Pikiell has a couple of key seniors in the backcourt, especially star guard Geo Baker (10.9 ppg, 3.0 rpg, 3.5 apg). The 6-4 playmaker Baker is typical of what Pikiell is preaching. He has started 79 games his first three seasons and has career averages of 11.3 points and 3.4 assists. He was third team All-Big Ten last year and honorable mention in 2018-19. He’ll move up again in 2020-21. “He just keeps getting better,” Pikiell says. “He wants the ball at the end of games. He’s a real tough matchup because he can create his own shot. His IQ is tremendous. I’ve played him so many minutes from day one it seems like he has been here forever, I know.”

Pikiell loves Baker’s leadership for the team, which provides a “calming influence,” and he notes the senior’s improvement hasn’t gone unnoticed. NBA scouts ask about him. “He has gone from being the 414th-ranked player coming out of high school and everyone said he couldn’t play at Rutgers, and now he’s being talked about by every guy at that next level,” Pikiell says.

Fifth-year senior Jacob Young (8.5 ppg, 2.7 rpg) came off the bench in 30 games last season. The Texas transfer got off to a slow start, perhaps trying to do too much too fast, but Young stepped up when Baker missed three games. The 6-2 guard averaged 15 points and four assists and shot 47 percent.

Rutgers beat Nebraska and won at Penn State and Young had got his groove back. A lefty, Young’s a tough matchup when he’s on, which wasn’t enough last year and is a big reason many consider him a key this season.

Defensively he can be a game changer. He was at his best against the Big Ten’s best backcourt stars, and his play at that end elevated the Knights. His quickness creates problems for foes at both ends. He was fourth on the team in scoring, and his steal rate of 3.4 percent in conference games led the Big Ten.

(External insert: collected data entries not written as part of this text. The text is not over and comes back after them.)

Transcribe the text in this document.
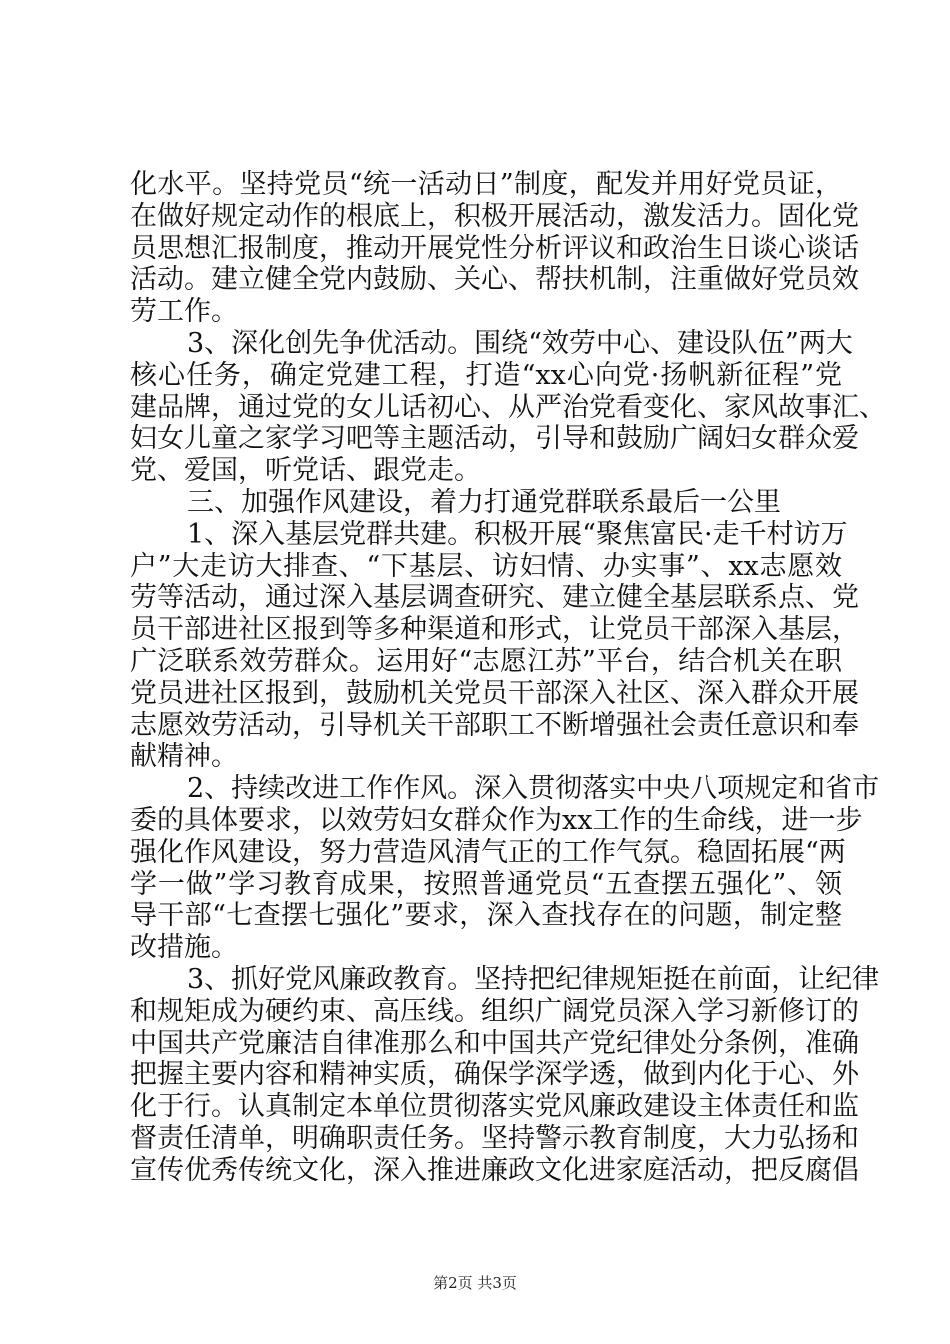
化水平。坚持党员“统一活动日”制度，配发并用好党员证，
在做好规定动作的根底上，积极开展活动，激发活力。固化党
员思想汇报制度，推动开展党性分析评议和政治生日谈心谈话
活动。建立健全党内鼓励、关心、帮扶机制，注重做好党员效
劳工作。
3、深化创先争优活动。围绕“效劳中心、建设队伍”两大
核心任务，确定党建工程，打造“xx心向党·扬帆新征程”党
建品牌，通过党的女儿话初心、从严治党看变化、家风故事汇、
妇女儿童之家学习吧等主题活动，引导和鼓励广阔妇女群众爱
党、爱国，听党话、跟党走。
三、加强作风建设，着力打通党群联系最后一公里
1、深入基层党群共建。积极开展“聚焦富民·走千村访万
户”大走访大排查、“下基层、访妇情、办实事”、xx志愿效
劳等活动，通过深入基层调查研究、建立健全基层联系点、党
员干部进社区报到等多种渠道和形式，让党员干部深入基层，
广泛联系效劳群众。运用好“志愿江苏”平台，结合机关在职
党员进社区报到，鼓励机关党员干部深入社区、深入群众开展
志愿效劳活动，引导机关干部职工不断增强社会责任意识和奉
献精神。
2、持续改进工作作风。深入贯彻落实中央八项规定和省市
委的具体要求，以效劳妇女群众作为xx工作的生命线，进一步
强化作风建设，努力营造风清气正的工作气氛。稳固拓展“两
学一做”学习教育成果，按照普通党员“五查摆五强化”、领
导干部“七查摆七强化”要求，深入查找存在的问题，制定整
改措施。
3、抓好党风廉政教育。坚持把纪律规矩挺在前面，让纪律
和规矩成为硬约束、高压线。组织广阔党员深入学习新修订的
中国共产党廉洁自律准那么和中国共产党纪律处分条例，准确
把握主要内容和精神实质，确保学深学透，做到内化于心、外
化于行。认真制定本单位贯彻落实党风廉政建设主体责任和监
督责任清单，明确职责任务。坚持警示教育制度，大力弘扬和
宣传优秀传统文化，深入推进廉政文化进家庭活动，把反腐倡
第2页 共3页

He also bumped up his scoring average to 9.1 points in league games.

Rutgers’ leading scorer in conference play and overall was 6-6, 245-pound junior Ron Harper, Jr. (12.1 ppg, 5.8 rpg, .452 FG), as dynamic a scorer as the Knights have had under Pikiell, thus the back-to-back honorable mention all-conference honors for the son of the former five-time NBA champion. Harper should be in line for more accolades this season. “He’s the first guy I’ve had since I’ve been here that [other teams] have to figure out if they’re going to cover him with a guard or a big guy,” Pikiell says. “He’s a three-level scorer, which we haven’t had either. He’s an all-league caliber guy and a real hard match-up for people.” Harper was second on the team in rebounding and was at his best taking the ball off the defensive glass and starting the break. He has great vision, and when he’s on the offensive end, he can score inside, has inklings of his father’s great mid-range game and can also shoot the 3 (team-high 38 3s at .349). Harper can play big guard or small forward, and the Knights are loaded on the wings and come at opponents in waves.